Nitric oxide induces apoptosis by activating K+ channels in pulmonary vascular smooth muscle cells.

Abstract

Nitric oxide (NO) is an endogenous endothelium-derived relaxing factor that regulates vascular smooth muscle cell proliferation and apoptosis. This study investigated underlying mechanisms involved in NO-induced apoptosis in human and rat pulmonary artery smooth muscle cells (PASMC). Exposure of PASMC to NO, which was derived from the NO donor S-nitroso-N-acetyl-penicillamine, increased the percentage of cells undergoing apoptosis. Increasing extracellular K+ concentration to 40 mM or blocking K+ channels with 1 mM tetraethylammonia (TEA), 100 nM iberiotoxin (IBTX), and 5 mM 4-aminopyridine (4-AP) significantly inhibited the NO-induced apoptosis.
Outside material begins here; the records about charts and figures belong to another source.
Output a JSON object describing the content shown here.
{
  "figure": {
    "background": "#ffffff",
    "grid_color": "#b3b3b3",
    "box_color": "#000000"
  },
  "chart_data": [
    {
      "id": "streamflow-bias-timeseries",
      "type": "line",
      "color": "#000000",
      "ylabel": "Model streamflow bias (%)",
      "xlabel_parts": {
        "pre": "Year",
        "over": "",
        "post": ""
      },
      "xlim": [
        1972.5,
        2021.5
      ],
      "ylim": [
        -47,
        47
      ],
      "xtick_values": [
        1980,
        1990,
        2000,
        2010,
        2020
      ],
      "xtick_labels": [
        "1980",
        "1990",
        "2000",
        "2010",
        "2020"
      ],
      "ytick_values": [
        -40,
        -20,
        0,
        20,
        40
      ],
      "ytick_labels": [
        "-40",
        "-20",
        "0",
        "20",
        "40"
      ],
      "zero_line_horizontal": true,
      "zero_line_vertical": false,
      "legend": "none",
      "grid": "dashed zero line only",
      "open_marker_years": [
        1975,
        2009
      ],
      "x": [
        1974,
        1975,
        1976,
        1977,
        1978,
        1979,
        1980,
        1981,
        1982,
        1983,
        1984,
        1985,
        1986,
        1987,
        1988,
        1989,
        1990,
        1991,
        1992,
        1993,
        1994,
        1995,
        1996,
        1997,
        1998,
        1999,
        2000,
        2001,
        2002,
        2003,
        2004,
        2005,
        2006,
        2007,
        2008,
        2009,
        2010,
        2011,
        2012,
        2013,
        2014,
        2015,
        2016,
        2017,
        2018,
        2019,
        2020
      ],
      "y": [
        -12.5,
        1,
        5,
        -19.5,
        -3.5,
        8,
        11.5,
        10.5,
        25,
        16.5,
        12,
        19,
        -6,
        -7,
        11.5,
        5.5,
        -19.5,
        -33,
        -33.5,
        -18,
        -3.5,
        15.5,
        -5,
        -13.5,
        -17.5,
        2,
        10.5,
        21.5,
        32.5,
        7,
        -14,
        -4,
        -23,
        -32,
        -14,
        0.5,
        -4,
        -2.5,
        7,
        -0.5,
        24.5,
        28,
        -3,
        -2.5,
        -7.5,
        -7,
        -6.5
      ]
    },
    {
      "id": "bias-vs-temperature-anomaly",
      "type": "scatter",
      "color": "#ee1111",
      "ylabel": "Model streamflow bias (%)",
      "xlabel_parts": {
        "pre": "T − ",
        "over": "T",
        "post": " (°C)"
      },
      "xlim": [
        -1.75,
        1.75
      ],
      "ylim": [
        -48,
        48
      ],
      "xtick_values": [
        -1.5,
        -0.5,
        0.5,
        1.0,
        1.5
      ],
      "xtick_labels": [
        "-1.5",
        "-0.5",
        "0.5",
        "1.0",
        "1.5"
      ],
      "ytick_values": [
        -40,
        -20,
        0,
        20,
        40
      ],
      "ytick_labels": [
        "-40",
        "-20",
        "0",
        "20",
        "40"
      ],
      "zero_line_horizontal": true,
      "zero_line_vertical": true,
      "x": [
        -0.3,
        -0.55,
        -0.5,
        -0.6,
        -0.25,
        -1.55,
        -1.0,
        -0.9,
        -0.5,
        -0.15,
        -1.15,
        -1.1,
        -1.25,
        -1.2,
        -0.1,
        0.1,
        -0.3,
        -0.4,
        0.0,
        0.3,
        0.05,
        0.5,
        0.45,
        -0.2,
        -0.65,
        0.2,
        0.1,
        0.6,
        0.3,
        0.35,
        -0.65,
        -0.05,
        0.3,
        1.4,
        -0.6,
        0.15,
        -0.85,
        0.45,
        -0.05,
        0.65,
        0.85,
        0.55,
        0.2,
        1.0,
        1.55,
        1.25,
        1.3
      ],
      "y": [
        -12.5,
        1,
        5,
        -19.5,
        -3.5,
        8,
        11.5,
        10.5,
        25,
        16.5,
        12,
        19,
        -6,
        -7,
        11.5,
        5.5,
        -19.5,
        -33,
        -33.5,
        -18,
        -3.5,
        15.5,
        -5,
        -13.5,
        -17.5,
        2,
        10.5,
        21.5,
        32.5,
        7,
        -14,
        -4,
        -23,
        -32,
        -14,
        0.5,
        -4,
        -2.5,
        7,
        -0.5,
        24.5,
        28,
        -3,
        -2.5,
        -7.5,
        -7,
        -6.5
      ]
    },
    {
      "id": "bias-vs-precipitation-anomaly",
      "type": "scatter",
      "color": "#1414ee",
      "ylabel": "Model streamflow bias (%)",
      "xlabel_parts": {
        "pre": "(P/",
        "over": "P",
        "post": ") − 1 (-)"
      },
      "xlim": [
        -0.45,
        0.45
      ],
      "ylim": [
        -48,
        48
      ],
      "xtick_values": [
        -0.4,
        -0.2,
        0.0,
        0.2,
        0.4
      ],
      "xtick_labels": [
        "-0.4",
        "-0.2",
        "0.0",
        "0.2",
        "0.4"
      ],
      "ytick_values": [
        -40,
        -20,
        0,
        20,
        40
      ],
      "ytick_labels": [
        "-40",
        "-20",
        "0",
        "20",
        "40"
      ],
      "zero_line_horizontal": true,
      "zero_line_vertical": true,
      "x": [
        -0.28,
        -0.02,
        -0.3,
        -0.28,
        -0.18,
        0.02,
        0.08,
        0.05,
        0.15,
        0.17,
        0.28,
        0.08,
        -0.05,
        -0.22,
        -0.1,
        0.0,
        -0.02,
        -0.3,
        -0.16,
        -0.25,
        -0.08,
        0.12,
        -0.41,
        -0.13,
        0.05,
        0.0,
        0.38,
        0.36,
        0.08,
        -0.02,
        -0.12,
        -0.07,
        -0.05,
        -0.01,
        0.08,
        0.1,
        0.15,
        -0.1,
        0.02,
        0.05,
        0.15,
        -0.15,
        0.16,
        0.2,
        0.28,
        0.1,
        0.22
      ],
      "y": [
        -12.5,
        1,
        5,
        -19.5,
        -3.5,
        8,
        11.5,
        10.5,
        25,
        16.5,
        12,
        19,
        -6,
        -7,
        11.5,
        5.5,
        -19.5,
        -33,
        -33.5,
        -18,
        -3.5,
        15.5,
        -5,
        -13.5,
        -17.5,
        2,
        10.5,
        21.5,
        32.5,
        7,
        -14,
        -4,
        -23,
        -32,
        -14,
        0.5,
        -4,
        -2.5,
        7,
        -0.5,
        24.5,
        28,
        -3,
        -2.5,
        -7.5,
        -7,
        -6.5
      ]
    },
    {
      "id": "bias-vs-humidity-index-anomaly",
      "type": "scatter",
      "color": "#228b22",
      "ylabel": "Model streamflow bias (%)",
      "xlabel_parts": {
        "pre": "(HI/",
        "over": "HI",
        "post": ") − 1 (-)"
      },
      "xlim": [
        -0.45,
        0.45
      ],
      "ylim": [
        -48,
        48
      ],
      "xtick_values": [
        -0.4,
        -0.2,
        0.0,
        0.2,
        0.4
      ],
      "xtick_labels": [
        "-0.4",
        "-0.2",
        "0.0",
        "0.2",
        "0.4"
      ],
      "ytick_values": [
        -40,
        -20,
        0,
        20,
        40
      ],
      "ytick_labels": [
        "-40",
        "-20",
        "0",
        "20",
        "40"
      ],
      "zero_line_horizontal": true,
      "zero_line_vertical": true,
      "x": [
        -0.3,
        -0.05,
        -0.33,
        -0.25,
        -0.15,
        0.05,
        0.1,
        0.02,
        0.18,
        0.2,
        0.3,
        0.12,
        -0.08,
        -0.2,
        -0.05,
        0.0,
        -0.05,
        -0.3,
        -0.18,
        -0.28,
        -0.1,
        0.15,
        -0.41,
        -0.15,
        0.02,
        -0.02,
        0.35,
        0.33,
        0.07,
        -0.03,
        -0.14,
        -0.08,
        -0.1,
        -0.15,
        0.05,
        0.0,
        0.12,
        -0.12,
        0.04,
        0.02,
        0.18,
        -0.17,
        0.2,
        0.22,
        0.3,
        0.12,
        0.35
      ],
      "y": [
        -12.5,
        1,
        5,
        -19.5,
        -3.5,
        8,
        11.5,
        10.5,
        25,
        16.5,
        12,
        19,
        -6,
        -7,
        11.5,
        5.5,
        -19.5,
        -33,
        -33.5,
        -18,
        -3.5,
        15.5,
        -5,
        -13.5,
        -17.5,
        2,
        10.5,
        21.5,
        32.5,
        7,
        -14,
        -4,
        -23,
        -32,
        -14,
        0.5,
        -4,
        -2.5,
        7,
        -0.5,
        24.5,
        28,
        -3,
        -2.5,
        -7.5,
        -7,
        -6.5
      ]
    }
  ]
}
In single PASMC, NO reversibly increased K+ currents through the large-conductance Ca(2+)-activated K+ (K(Ca)) channels, whereas TEA and IBTX markedly decreased the K(Ca) currents. In the presence of TEA, NO also increased K+ currents through voltage-gated K+ (K(v)) channels, whereas 4-AP significantly decreased the K(v) currents. Opening of K(Ca) channels with 0.3 mM dehydroepiandrosterone increased K(Ca) currents, induced apoptosis, and further enhanced the NO-mediated apoptosis. Furthermore, NO depolarized the mitochondrial membrane potential. These observations indicate that NO induces PASMC apoptosis by activating K(Ca) and K(v) channels in the plasma membrane. The resulting increase in K+ efflux leads to cytosolic K+ loss and eventual apoptosis volume decrease and apoptosis. NO-induced apoptosis may also be related to mitochondrial membrane depolarization in PASMC.